Journalisten sollen sich eigenes Bild machen
Der Premier sagte, er habe das Militär in den vergangenen Tagen angewiesen, „mehr ausländische Journalisten“ in das Palästinensergebiet zu lassen. Sie müssten dort israelische Bemühungen sehen, humanitäre Hilfsleistungen für die Bevölkerung in den Küstenstreifen zu lassen, so Netanjahu. „Ihr werdet Gaza-Einwohner sehen, die gegen die Hamas kämpfen.“ Außerdem werde viel Zerstörung zu sehen sein. Dafür machte er allerdings nicht die israelische Armee, sondern die Hamas verantwortlich – auch hier nannte er keine Belege für seine Aussage.
Journalisten können nur selten den Gazastreifen betreten. Werden entsprechende Anträge bewilligt, müssen die Medienvertreter von der israelischen Armee begleitet werden.

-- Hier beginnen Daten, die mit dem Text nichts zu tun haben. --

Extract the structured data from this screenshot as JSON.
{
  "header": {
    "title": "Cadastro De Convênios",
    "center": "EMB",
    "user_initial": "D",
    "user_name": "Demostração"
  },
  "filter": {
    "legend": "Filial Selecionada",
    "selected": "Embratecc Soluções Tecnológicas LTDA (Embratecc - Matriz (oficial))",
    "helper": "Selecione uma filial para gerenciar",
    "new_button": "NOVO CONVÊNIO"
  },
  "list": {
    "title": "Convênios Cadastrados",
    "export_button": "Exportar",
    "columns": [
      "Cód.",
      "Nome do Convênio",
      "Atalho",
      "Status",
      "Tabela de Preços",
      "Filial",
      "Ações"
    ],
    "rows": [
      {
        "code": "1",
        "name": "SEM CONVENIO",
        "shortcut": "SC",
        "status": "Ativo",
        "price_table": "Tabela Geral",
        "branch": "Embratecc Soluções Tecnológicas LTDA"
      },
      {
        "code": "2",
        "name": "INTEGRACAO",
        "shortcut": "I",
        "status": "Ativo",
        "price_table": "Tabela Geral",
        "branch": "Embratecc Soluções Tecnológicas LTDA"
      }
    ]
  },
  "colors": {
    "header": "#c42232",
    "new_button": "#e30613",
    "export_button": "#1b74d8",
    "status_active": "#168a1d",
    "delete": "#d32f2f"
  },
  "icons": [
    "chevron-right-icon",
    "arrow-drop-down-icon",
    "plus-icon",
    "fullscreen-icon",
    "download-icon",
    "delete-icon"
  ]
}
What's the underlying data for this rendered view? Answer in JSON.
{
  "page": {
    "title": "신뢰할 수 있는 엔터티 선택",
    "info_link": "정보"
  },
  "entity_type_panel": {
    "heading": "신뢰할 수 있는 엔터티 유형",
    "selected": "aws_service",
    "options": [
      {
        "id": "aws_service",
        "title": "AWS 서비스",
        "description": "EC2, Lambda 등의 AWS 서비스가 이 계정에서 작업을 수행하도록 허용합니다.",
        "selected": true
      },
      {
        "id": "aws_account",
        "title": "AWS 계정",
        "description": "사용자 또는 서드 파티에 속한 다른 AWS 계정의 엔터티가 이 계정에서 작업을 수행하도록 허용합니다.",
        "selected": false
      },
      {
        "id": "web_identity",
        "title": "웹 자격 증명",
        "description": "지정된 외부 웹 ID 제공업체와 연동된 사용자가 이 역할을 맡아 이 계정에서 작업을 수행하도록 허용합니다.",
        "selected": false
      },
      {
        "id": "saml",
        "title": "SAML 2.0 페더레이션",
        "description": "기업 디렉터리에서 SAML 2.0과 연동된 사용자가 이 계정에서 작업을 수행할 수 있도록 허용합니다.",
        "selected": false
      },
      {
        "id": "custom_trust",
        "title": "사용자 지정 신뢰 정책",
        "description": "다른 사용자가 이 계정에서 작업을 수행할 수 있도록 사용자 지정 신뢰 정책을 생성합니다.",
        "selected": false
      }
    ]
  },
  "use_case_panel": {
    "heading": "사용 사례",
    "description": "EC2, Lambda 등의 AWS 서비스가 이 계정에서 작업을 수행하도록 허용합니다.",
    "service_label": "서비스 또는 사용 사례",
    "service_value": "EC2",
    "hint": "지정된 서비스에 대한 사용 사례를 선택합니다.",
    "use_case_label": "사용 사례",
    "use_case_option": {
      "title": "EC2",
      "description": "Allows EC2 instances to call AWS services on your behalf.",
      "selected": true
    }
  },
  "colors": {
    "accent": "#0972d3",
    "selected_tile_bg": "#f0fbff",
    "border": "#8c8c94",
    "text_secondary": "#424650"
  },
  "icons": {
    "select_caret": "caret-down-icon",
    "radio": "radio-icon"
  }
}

Das soll nach den Worten des Premiers auch künftig der Fall sein.
Sondersitzung des UN-Sicherheitsrats
Auch bei der Sondersitzung des UN-Sicherheitsrats zur Lage im Gazastreifen hat es heftige Kritik am Vorgehen Israels gegeben. „Wir verurteilen die Entscheidung der israelischen Regierung, den Militäreinsatz in Gaza auszuweiten“, teilten die fünf europäischen Teilnehmerstaaten der Sitzung in einer gemeinsamen Erklärung mit. „Wir fordern Israel dringend auf, diese Entscheidung zu überdenken und nicht umzusetzen“, sagte der slowenische UN-Botschafter Samuel Zbogar vor Beginn der Sitzung.
„Wir weisen zudem erneut darauf hin, dass jeder Versuch eines Anschlusses oder einer Erweiterung von Siedlungen internationales Recht verletzt“, erklärte Zbogar im Namen von Großbritannien, Dänemark, Frankreich, Griechenland und Slowenien. „Die Militärtätigkeiten auszuweiten wird nur die Leben aller Zivilisten in Gaza weiter gefährden, darunter auch die der noch verbleibenden Geiseln.“
Der beigeordnete UN-Generalsekretär Miroslav Jenca, sagte Israels Pläne würden „wahrscheinlich zu einer weiteren Katastrophe in Gaza führen, mit Auswirkungen auf die ganze Region und weiteren erzwungenen Vertreibungen, Tötungen und mehr Zerstörung.“
Die Vereinigten Staaten stellten sich in der Sitzung an die Seite Israels. Das Treffen werde zu Unrecht dafür genutzt, Israel einen Genozid vorzuwerfen, sagte die US-amerikanische UN-Botschafterin Dorothy Shea. „Diese Anschuldigungen sind politisch motiviert und kategorisch falsch“, erklärte sie. Es handele sich um eine „Propaganda-Aktion“ der Hamas, sagte Shea weiter, ohne dafür Belege zu nennen.
OCHA: Leid dort ist „schlimmer als fürchterlich“
Während der Sitzung beschrieben Teilnehmer in oft dramatischen Worten die Lage in dem Küstengebiet. Das Leid dort sei „schlimmer als fürchterlich“ und habe sich „in viele Seelen eingefressen“, hieß es unter anderem. Der Leiter des Amtes für die Koordinierung humanitärer Angelegenheiten (OCHA), Ramesh Rajasingham, sagte: „Gaza liegt in Ruinen und nahezu jeder wurde in den vergangenen zwei Jahren zu Unrecht aus seinem Zuhause vertrieben.“ Staaten und alle anderen mit Einfluss müssten den Mut aufbringen, diesem Leid ein Ende zu setzen.